Algarkirk’s St Peter and St Paul Church, known as the Cathedral of the Fens, is undergoing a transformation thanks to the work of offenders working on a Community Payback scheme.
The scheme, managed by the Humber, Lincolnshire & North Yorkshire Community Rehabilitation Company (HLNY CRC), has involved teams of people on unpaid work orders at the church in the ancient village of Algarkirk, near Boston.
We have even had an offer from a couple of ladies to come and make tea for the men at middayChurchwarden Cheryllyn Humphreys
Now St Peter & St Paul, a Grade I listed building, has had a major makeover in the graveyard and there are long-term plans to renovate some of the building’s interior.
The graveyard has been cleared of weeds and undergrowth and buried graves revealed – including that of Rector Basil Berdidge who commissioned and paid for the installation of the beautiful stained glass and decorative plasterwork that has made this building a national treasure.
And. now that the space surrounding the church has been opened to visitors, people have been expressing their pleasure and gratitude for the CRC’s work.

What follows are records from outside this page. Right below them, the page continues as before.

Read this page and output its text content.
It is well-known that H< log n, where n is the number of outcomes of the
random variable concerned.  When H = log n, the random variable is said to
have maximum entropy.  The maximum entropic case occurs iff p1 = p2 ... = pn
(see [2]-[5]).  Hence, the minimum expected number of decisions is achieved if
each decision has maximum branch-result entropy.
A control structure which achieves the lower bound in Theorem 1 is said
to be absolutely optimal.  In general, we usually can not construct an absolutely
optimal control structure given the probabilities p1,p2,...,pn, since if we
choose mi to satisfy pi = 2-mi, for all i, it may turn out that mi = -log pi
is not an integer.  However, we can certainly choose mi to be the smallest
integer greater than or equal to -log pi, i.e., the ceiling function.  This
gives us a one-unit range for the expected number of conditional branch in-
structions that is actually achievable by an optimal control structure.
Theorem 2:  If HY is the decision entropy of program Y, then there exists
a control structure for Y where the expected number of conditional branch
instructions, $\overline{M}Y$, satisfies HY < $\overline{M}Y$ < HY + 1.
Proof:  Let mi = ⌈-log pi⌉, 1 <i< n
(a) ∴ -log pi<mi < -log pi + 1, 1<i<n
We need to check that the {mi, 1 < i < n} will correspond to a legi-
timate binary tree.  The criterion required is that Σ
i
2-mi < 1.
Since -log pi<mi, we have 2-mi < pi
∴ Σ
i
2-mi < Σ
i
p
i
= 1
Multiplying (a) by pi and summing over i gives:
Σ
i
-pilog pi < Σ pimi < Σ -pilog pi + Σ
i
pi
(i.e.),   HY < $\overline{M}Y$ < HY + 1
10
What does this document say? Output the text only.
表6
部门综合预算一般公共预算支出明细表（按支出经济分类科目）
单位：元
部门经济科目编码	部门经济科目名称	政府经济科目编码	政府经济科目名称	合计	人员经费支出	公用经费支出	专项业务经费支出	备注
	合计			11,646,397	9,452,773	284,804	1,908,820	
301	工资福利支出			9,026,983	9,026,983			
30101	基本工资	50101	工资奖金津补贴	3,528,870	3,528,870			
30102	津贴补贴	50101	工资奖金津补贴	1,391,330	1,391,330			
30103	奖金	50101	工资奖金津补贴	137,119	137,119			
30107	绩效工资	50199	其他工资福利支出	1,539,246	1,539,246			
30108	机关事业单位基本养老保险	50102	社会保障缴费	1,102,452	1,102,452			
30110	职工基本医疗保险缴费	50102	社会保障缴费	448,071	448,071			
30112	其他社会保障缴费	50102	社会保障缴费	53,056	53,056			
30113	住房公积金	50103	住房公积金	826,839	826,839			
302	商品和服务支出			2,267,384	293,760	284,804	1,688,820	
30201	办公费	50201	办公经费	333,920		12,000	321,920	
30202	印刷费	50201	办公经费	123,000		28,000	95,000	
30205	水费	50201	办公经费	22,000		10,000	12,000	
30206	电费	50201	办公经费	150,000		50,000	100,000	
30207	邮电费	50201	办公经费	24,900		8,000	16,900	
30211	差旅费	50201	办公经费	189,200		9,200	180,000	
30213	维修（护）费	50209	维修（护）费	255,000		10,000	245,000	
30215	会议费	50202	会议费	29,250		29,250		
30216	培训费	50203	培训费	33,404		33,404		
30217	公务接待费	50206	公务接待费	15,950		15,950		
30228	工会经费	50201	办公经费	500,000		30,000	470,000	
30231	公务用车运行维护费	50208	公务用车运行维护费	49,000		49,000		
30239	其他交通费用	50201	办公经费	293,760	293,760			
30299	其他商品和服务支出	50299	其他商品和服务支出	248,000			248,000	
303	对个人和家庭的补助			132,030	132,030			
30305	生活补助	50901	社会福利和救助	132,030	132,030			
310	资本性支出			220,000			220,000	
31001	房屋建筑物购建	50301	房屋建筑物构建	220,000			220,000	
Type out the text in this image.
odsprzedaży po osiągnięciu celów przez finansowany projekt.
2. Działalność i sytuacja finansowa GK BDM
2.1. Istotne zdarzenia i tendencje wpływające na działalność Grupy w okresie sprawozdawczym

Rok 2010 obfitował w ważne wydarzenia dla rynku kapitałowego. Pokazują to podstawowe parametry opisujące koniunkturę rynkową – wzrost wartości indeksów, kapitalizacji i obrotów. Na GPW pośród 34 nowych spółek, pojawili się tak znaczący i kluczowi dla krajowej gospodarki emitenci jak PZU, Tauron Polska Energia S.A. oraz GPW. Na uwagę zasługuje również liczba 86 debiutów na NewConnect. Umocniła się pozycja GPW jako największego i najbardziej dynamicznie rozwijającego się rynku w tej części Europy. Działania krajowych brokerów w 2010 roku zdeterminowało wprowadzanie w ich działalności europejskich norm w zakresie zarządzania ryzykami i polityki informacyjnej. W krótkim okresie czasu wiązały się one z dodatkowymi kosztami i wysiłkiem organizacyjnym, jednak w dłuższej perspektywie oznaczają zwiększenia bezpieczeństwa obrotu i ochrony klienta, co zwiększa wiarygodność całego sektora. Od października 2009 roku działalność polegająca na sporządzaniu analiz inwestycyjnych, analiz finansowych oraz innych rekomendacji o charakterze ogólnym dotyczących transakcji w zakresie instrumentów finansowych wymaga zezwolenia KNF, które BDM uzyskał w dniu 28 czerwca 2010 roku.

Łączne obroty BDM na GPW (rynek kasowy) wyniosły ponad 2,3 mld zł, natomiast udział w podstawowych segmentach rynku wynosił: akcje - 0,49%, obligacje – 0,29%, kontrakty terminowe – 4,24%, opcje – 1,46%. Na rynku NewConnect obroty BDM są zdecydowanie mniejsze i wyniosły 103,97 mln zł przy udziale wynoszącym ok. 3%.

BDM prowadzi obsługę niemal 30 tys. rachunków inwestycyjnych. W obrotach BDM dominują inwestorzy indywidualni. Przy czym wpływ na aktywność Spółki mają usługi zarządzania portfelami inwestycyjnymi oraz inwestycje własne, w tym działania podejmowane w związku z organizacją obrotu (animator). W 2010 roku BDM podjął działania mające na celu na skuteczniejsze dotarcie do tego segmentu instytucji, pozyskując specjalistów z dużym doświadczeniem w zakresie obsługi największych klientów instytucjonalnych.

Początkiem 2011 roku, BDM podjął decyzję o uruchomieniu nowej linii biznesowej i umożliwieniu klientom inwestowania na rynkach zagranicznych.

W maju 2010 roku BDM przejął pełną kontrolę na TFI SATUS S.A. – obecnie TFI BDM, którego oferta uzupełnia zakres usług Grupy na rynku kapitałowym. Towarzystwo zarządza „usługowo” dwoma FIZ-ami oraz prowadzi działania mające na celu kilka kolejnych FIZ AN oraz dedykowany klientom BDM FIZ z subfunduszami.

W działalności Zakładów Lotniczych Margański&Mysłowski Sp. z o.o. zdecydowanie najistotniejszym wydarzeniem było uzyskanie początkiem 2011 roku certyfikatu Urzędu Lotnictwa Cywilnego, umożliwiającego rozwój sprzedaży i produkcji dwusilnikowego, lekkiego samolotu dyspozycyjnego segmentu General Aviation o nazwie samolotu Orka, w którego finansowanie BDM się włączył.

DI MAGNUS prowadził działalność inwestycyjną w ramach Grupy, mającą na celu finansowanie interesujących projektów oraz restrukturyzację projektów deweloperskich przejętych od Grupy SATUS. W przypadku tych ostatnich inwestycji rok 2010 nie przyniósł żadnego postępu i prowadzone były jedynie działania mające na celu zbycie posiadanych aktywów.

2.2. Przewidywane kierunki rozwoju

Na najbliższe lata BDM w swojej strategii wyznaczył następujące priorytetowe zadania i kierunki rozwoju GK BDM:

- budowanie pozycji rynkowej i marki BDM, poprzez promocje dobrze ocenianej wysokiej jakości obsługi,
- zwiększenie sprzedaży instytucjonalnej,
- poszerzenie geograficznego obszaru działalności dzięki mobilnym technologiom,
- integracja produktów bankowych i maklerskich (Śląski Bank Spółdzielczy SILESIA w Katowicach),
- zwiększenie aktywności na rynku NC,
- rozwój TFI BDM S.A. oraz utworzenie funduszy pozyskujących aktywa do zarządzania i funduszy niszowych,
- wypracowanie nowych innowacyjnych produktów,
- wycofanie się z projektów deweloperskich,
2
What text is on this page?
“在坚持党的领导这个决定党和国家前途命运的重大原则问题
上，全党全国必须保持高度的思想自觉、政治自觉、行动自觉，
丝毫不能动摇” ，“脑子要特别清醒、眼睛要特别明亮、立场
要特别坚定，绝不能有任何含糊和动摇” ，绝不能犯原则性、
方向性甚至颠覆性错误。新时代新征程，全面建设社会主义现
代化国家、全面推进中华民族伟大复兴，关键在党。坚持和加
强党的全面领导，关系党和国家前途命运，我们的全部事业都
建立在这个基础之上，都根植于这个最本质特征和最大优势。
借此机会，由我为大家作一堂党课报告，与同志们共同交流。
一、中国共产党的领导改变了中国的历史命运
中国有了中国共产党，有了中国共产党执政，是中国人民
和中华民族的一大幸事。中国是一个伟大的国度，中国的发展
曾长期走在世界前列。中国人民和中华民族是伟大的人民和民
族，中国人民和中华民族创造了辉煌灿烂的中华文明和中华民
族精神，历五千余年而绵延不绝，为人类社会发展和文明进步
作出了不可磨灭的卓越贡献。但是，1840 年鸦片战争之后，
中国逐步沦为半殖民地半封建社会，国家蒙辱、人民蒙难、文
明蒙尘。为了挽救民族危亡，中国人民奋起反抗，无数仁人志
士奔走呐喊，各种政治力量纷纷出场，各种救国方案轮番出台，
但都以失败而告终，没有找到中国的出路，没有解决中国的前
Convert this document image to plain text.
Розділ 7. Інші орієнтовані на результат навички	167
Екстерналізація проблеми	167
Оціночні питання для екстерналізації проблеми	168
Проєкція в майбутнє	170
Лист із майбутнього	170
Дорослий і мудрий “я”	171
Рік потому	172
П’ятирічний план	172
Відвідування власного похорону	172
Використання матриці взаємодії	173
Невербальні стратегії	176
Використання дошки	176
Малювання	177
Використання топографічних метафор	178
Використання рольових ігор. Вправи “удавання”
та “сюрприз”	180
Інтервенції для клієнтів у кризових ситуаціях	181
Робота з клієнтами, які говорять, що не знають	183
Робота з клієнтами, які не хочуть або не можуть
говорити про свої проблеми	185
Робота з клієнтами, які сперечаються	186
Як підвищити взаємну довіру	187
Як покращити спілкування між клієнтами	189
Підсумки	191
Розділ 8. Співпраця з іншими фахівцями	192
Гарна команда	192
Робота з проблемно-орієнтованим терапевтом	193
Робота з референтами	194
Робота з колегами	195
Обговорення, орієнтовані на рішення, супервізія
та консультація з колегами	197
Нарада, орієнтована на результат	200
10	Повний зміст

Nigel Harris, projects officer at HLNY CRC, said: “Since we began work at St Peter and St Paul back in October, the reaction from villagers and other visitors to the church has been very positive as they have witnessed the genuine contribution offenders can make when working on a Community Payback scheme.”
Community Payback aims to rehabilitate offenders through working on projects that benefit the community.
Since August the team working at St Peter & St Paul have formed an ongoing working partnership in Algarkirk to deliver noticeable results and are now putting the finishing touches to the church yard renovation.
Next year HLNY CRC will be working with the Heritage Skills Team at Lincoln Cathedral to deliver restoration training for offenders as part of the on-going work on St Peter & St Paul’s interior.
The work has been praised by local community leaders, and the Parochial Church Council has unanimously agreed to the erection of a plaque to commemorate the team’s role in restoring the churchyard.
Churchwarden Cheryllyn Humphreys said: “The work carried out by the people on the payback scheme has made a great difference. We could never have afforded to have this work carried out. Not only have the payback team opened up the vista of the church but we have actually seen flowers appearing on graves newly uncovered by the team.
“Villagers have told us the work has restored their faith in the community payback scheme. In the past they believed that payback didn’t really do anything, but this has been a real eye-opener for them.”
Ms Humphreys added: “People have also commented on how polite the workers were, which is another indication of how often villagers have been stopping to speak to the them. We have even had an offer from a couple of ladies to come and make tea for the men at midday.”
Martin Davies, chief executive of HLNY CRC, said: “Community Payback schemes like the one delivered at St Peter and St Paul Church provide a means by which offenders learn new skills to support their rehabilitation and future employment prospects, and also put something back into their local community.”
Algarkirk residents are now seeking to establish a local history research centre in the church that will act as an archive of information relating to all periods of history at the church and the village of Algarkirk. The village is said to be named after Algar, Earl of Mercia, who was killed at Threekingham in 870 while resisting the Danes and is reputedly buried in the graveyard of St Peter and St Paul.